On the Security Analysis of a Cooperative Incremental Relaying Protocol in the Presence of an Active Eavesdropper

TL;DR

This paper analyzes the physical-layer security of a cooperative wireless network with active eavesdroppers using artificial noise, proposing relay selection schemes to enhance secrecy capacity and demonstrating their effectiveness through analytical and simulation results.

Contribution

It introduces a decode-and-forward incremental relaying protocol with relay selection schemes tailored for active eavesdroppers transmitting artificial noise, providing exact closed-form expressions for security metrics.

Findings

Proposed IR-based relay selection schemes outperform existing methods.

Artificial noise creates a secrecy outage floor without relay assistance.

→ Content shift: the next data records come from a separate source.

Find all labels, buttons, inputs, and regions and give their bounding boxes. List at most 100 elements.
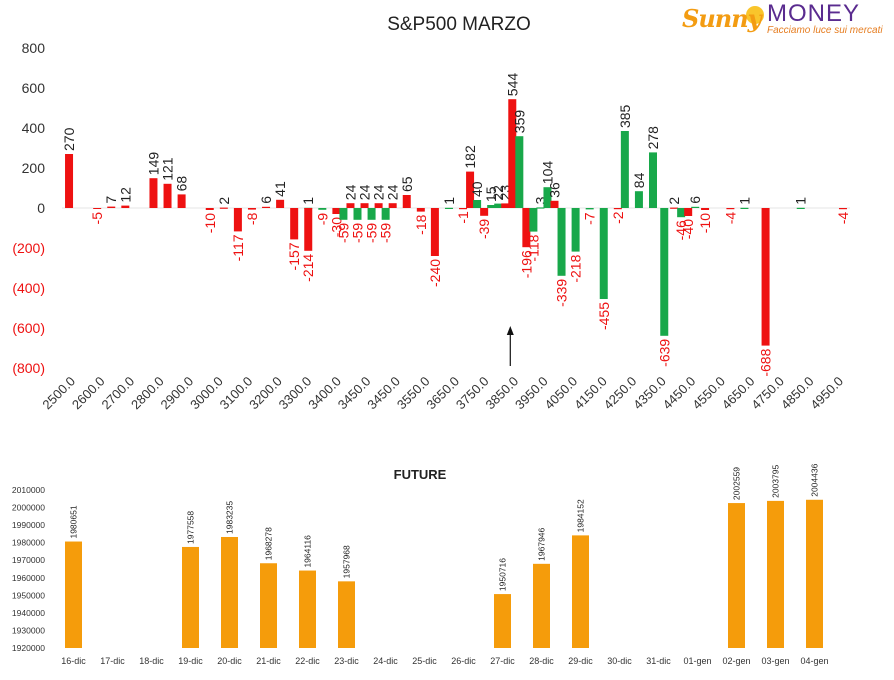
bar-data-label: -118 [525,234,541,261]
x-tick-label: 3750.0 [453,374,492,413]
bar-data-label: 149 [145,152,161,176]
bar [613,208,622,210]
future-bar-label: 1983235 [225,501,235,534]
bar [487,205,496,208]
future-bar [338,581,355,648]
bar-data-label: -40 [680,219,696,239]
bar [177,194,186,208]
bar-data-label: -240 [427,259,443,287]
future-bar [182,546,199,648]
x-tick-label: 3200.0 [246,374,285,413]
bar [529,208,538,232]
bar-data-label: 24 [342,184,358,200]
bar-data-label: 1 [300,197,316,205]
y-tick-label: (200) [12,240,45,256]
future-x-tick-label: 25-dic [412,656,437,666]
bar-data-label: -7 [582,212,598,225]
bar [459,208,468,210]
x-tick-label: 2500.0 [39,374,78,413]
bar [93,208,102,209]
bar [726,208,735,210]
x-tick-label: 2900.0 [158,374,197,413]
x-tick-label: 2700.0 [98,374,137,413]
future-bar [65,541,82,648]
x-tick-label: 4650.0 [719,374,758,413]
future-x-tick-label: 27-dic [490,656,515,666]
bar [494,203,503,208]
bar-data-label: -39 [476,219,492,239]
x-tick-label: 3450.0 [335,374,374,413]
bar [691,206,700,208]
bar [761,208,770,346]
bottom-chart-title: FUTURE [394,467,447,482]
bar-data-label: 278 [645,126,661,150]
bar-data-label: -46 [673,220,689,240]
bar [276,199,285,208]
bar [838,208,847,210]
bar [444,207,453,209]
x-tick-label: 3450.0 [364,374,403,413]
bar [585,208,594,210]
future-bar-label: 2004436 [810,463,820,496]
x-tick-label: 4450.0 [660,374,699,413]
x-tick-label: 4350.0 [630,374,669,413]
future-bar [299,570,316,648]
bar [346,203,355,208]
x-tick-label: 3650.0 [423,374,462,413]
future-bar-label: 1984152 [576,499,586,532]
bar [634,191,643,208]
bar-data-label: -30 [328,217,344,237]
bar-data-label: -59 [364,223,380,243]
bar-data-label: 24 [385,184,401,200]
bar [508,99,517,208]
x-tick-label: 3400.0 [305,374,344,413]
bar [501,203,510,208]
bar [381,208,390,220]
bar-data-label: -59 [378,223,394,243]
x-tick-label: 3550.0 [394,374,433,413]
future-x-tick-label: 26-dic [451,656,476,666]
brand-logo: Sunny MONEY Facciamo luce sui mercati [680,0,890,40]
future-bar-label: 1967946 [537,527,547,560]
future-x-tick-label: 21-dic [256,656,281,666]
x-tick-label: 4250.0 [601,374,640,413]
future-x-tick-label: 17-dic [100,656,125,666]
bar-data-label: -157 [286,242,302,270]
x-tick-label: 4750.0 [748,374,787,413]
x-tick-label: 4850.0 [778,374,817,413]
top-chart-title: S&P500 MARZO [387,14,531,35]
bar [796,207,805,209]
future-bar [494,594,511,648]
bar [536,207,545,209]
future-y-tick-label: 1950000 [12,590,45,600]
future-bar [572,535,589,648]
bar-data-label: 544 [504,73,520,97]
bar [290,208,299,240]
bar [599,208,608,299]
future-x-tick-label: 03-gen [761,656,789,666]
bar [480,208,489,216]
future-y-tick-label: 1990000 [12,520,45,530]
future-bar-label: 2003795 [771,465,781,498]
future-bar [221,536,238,648]
future-bar-label: 2002559 [732,467,742,500]
future-y-tick-label: 2010000 [12,485,45,495]
future-y-tick-label: 1920000 [12,643,45,653]
bar-data-label: -18 [413,214,429,234]
bar [339,208,348,220]
bar [332,208,341,214]
bar [402,195,411,208]
bar [620,131,629,208]
future-x-tick-label: 16-dic [61,656,86,666]
bar [660,208,669,336]
future-x-tick-label: 24-dic [373,656,398,666]
bar-data-label: -59 [335,223,351,243]
x-tick-label: 4050.0 [542,374,581,413]
bar-data-label: 84 [631,172,647,188]
future-x-tick-label: 29-dic [568,656,593,666]
x-tick-label: 2600.0 [69,374,108,413]
future-y-tick-label: 1940000 [12,608,45,618]
bar-data-label: 359 [511,110,527,134]
future-x-tick-label: 28-dic [529,656,554,666]
bar-data-label: 7 [103,196,119,204]
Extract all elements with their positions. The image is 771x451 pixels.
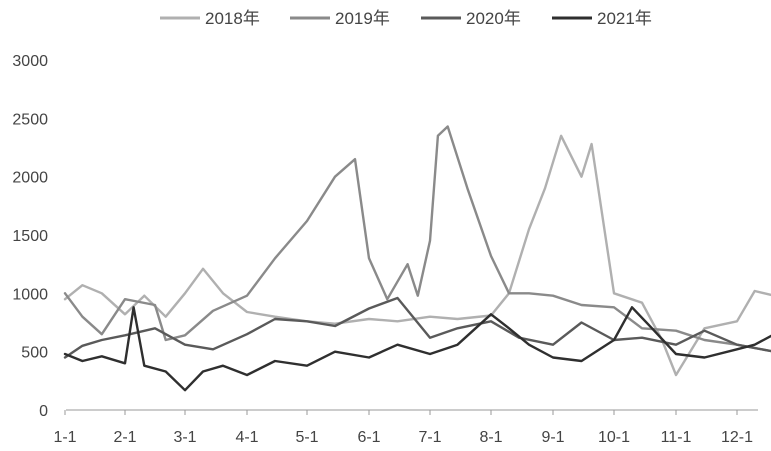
x-tick-label: 1-1 bbox=[53, 429, 76, 446]
x-tick-label: 5-1 bbox=[295, 429, 318, 446]
legend: 2018年 2019年 2020年 2021年 bbox=[160, 9, 652, 28]
series-line bbox=[63, 306, 771, 392]
y-axis: 0 500 1000 1500 2000 2500 3000 bbox=[12, 53, 48, 420]
y-tick-label: 2000 bbox=[12, 170, 48, 187]
y-tick-label: 1000 bbox=[12, 286, 48, 303]
x-axis: 1-1 2-1 3-1 4-1 5-1 6-1 7-1 8-1 9-1 10-1 11-1 12-1 bbox=[53, 409, 758, 446]
x-tick-label: 11-1 bbox=[661, 429, 692, 446]
y-tick-label: 1500 bbox=[12, 228, 48, 245]
x-tick-label: 2-1 bbox=[113, 429, 136, 446]
y-tick-label: 0 bbox=[39, 403, 48, 420]
x-tick-label: 3-1 bbox=[173, 429, 196, 446]
x-tick-label: 9-1 bbox=[541, 429, 564, 446]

Analytical expressions accurately predict the schemes' performance.

Abstract

Physical layer security offers an efficient means to decrease the risk of confidential information leakage through wiretap links. In this paper, we address the physical-layer security in a cooperative wireless subnetwork that includes a source-destination pair and multiple relays, exchanging information in the presence of a malevolent eavesdropper. Specifically, the eavesdropper is active in the network and transmits artificial noise (AN) with a multiple-antenna transmitter to confound both the relays and the destination. We first analyse the secrecy capacity of the direct source-to-destination transmission in terms of intercept probability (IP) and secrecy outage probability (SOP). A decode-and-forward incremental relaying (IR) protocol is then introduced to improve reliability and security of communications in the presence of the active eavesdropper. Within this context, and depending on the availability of channel state information, three different schemes (one optimal and two sub-optimal) are proposed to select a trusted relay to improve the achievable secrecy rate. For each one of these schemes, and for both selection and maximum ratio combining at the destination and eavesdropper, we derive new and exact closed-form expressions for the IP and SOP. Our analysis and simulation results demonstrate the superior performance of the proposed IR-based selection schemes for secure communication. They also confirm the existence of a floor phenomenon for the SOP in the absence of AN.